The main jobs to do were the antifouling of the hull and the reassembly of propellor shaft and stuffing box arrangement. Last year, before I left for UK I had ordered and paid for the antifouling and also arranged for 'Salara's' anchor chain to be sent away for re galvanising, so it was urgent that I arrange for delivery of these items for the coming Monday.
The next morning I was on the local dolmus to Marmaris town fearing that something would be amiss as the original delivery date was in late February. I should not have worried as the very helpful staff at Anfora Chandlers had everything in hand. They arranged to deliver the smart re galvanised chain on the Monday and I took the antifouling away with me so that I could make an instant start.
It was also necessary to get 'Salara' out of customs bond now that I had returned to Turkey. One of the advantages of being in a large well run marina like Yacht Marine is that they will do this for you as part of their service. They also clear yachts in and out of Turkey and provide transit logs.
The work all went according to plan and I finished with a day to spare before launch off date on the 12 May, despite finding it necessary to also replace the three 110ah domestic batteries and to alter the wiring slightly.
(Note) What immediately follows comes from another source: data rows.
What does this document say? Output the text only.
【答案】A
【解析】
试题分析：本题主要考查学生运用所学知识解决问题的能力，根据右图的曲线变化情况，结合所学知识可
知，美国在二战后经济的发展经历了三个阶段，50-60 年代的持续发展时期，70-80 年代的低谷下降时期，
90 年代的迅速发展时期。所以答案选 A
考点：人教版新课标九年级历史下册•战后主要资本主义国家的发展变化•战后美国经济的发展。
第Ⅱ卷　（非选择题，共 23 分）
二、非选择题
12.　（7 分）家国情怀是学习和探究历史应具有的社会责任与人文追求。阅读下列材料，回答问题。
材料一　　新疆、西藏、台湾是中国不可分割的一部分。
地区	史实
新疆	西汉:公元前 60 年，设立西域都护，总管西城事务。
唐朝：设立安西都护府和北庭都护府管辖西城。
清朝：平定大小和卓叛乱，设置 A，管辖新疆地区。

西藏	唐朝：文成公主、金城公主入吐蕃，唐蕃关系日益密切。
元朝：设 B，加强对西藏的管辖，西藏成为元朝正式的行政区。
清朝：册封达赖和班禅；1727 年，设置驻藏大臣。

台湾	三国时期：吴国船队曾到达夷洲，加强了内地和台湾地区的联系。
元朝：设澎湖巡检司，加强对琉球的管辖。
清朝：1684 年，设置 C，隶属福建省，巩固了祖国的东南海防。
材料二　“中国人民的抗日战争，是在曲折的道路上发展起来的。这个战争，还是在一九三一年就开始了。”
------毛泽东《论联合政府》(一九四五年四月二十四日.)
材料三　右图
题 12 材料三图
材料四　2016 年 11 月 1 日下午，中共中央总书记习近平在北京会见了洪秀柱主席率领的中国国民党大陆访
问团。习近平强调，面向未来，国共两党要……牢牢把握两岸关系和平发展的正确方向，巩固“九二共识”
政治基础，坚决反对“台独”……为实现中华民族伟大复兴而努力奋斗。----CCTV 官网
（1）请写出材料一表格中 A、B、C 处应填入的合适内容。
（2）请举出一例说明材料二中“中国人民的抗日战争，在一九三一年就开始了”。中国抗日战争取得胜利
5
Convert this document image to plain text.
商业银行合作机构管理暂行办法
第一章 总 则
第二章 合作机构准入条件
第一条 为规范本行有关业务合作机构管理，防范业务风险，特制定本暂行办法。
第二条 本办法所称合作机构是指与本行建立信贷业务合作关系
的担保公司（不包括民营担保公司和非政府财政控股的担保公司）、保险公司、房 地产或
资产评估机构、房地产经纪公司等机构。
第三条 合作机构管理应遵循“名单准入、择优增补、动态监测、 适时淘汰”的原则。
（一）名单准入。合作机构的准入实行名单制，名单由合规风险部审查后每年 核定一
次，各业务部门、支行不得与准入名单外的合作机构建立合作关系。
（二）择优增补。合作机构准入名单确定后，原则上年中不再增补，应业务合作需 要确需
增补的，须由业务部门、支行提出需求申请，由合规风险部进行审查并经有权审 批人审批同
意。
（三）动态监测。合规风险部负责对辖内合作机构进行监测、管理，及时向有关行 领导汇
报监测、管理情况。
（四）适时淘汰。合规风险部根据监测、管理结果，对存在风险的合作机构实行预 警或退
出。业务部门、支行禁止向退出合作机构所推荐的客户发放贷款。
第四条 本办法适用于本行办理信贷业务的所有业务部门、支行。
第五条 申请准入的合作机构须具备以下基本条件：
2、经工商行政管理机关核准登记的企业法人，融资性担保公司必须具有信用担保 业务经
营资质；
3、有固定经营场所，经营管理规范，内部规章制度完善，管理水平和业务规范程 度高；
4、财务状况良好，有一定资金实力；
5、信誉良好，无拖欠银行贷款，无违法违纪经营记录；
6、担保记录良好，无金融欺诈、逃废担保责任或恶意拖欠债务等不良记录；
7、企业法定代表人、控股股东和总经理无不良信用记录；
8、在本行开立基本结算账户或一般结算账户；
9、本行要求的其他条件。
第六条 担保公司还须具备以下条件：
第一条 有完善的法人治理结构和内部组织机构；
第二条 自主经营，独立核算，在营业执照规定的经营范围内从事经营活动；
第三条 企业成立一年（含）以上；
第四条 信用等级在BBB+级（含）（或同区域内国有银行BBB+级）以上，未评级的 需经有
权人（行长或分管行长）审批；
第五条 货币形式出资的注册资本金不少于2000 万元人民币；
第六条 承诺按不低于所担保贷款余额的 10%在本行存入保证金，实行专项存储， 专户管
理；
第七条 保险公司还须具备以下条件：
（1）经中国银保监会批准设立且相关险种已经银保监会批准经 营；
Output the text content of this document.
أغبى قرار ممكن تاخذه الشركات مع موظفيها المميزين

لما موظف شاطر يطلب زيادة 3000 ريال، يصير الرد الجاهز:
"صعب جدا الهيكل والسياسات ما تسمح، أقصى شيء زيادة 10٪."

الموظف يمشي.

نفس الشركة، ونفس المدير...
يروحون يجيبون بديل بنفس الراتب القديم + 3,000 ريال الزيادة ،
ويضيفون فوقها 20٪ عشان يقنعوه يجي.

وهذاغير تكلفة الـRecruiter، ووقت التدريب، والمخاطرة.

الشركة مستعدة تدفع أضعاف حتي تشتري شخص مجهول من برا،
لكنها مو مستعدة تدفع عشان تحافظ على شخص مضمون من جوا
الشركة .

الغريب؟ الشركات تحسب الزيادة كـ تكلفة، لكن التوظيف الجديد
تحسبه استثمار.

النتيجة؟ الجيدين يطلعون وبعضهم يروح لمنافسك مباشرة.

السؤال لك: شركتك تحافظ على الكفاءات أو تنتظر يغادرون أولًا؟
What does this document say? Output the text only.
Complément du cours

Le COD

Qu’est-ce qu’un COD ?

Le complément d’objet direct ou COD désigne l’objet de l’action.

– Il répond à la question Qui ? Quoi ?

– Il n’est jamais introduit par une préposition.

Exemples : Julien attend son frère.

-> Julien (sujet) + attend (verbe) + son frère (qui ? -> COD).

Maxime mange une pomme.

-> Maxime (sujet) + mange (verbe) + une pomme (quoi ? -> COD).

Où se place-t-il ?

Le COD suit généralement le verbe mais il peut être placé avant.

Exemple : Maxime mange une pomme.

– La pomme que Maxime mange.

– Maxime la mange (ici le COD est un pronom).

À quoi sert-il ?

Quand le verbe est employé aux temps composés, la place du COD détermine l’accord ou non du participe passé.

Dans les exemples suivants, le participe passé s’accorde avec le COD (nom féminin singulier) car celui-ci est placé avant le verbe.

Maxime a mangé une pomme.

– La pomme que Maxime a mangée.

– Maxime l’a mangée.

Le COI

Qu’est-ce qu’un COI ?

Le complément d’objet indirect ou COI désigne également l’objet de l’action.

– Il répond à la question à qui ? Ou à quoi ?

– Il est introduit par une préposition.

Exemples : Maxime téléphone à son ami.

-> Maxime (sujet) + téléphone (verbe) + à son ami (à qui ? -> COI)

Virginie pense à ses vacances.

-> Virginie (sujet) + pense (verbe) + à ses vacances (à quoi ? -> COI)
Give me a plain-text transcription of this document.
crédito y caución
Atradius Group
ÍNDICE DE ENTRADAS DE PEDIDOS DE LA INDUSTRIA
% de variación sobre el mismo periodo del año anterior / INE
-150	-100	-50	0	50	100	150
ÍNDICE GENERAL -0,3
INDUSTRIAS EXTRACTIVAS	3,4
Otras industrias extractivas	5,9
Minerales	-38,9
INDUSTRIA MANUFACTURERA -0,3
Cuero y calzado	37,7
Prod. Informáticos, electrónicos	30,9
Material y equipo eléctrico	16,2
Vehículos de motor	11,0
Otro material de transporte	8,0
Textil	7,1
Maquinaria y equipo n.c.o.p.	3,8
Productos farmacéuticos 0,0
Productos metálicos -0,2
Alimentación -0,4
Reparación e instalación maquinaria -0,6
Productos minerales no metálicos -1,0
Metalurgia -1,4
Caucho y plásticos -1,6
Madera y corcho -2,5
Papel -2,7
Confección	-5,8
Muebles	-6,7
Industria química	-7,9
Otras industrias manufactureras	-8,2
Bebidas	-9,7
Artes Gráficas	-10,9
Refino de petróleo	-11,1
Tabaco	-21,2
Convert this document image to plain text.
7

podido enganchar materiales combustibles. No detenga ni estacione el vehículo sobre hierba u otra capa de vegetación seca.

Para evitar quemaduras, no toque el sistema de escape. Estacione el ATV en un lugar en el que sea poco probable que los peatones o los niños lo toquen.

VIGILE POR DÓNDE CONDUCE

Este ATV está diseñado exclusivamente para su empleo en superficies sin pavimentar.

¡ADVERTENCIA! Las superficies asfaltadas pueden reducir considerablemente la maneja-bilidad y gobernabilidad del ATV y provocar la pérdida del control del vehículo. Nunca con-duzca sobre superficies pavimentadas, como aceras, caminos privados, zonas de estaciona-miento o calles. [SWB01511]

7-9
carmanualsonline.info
On launch off day 'Salara' was towards the end of the long list of lifts. I spent a boring day counting the other yachts as they were launched and willing the hoist crew to greater speed. Eventually it was our turn and 'Salara' was picked up and whisked off with me chasing along behind with the remains of the antifouling so that I could touch up the parts of the hull that had been covered by the cradle pads. Quickly and efficiently it was all over and she was once more afloat. I dashed below to check for leaks before they took the slings away and was relieved to find that everything was OK. The engine started first time and 'Salara' is now tied bows to in a marina berth, which, by the way, is about as far as you can get, in this massive marina, from the bar.
Is there a message there somewhere? This pontoon is by far the longest single pontoon that I have ever been on and the walk from 'Salara' to the shower block could be classed as I modest hike. Never before have I seen so many eighty year olds riding bikes on the way to their morning ablutions!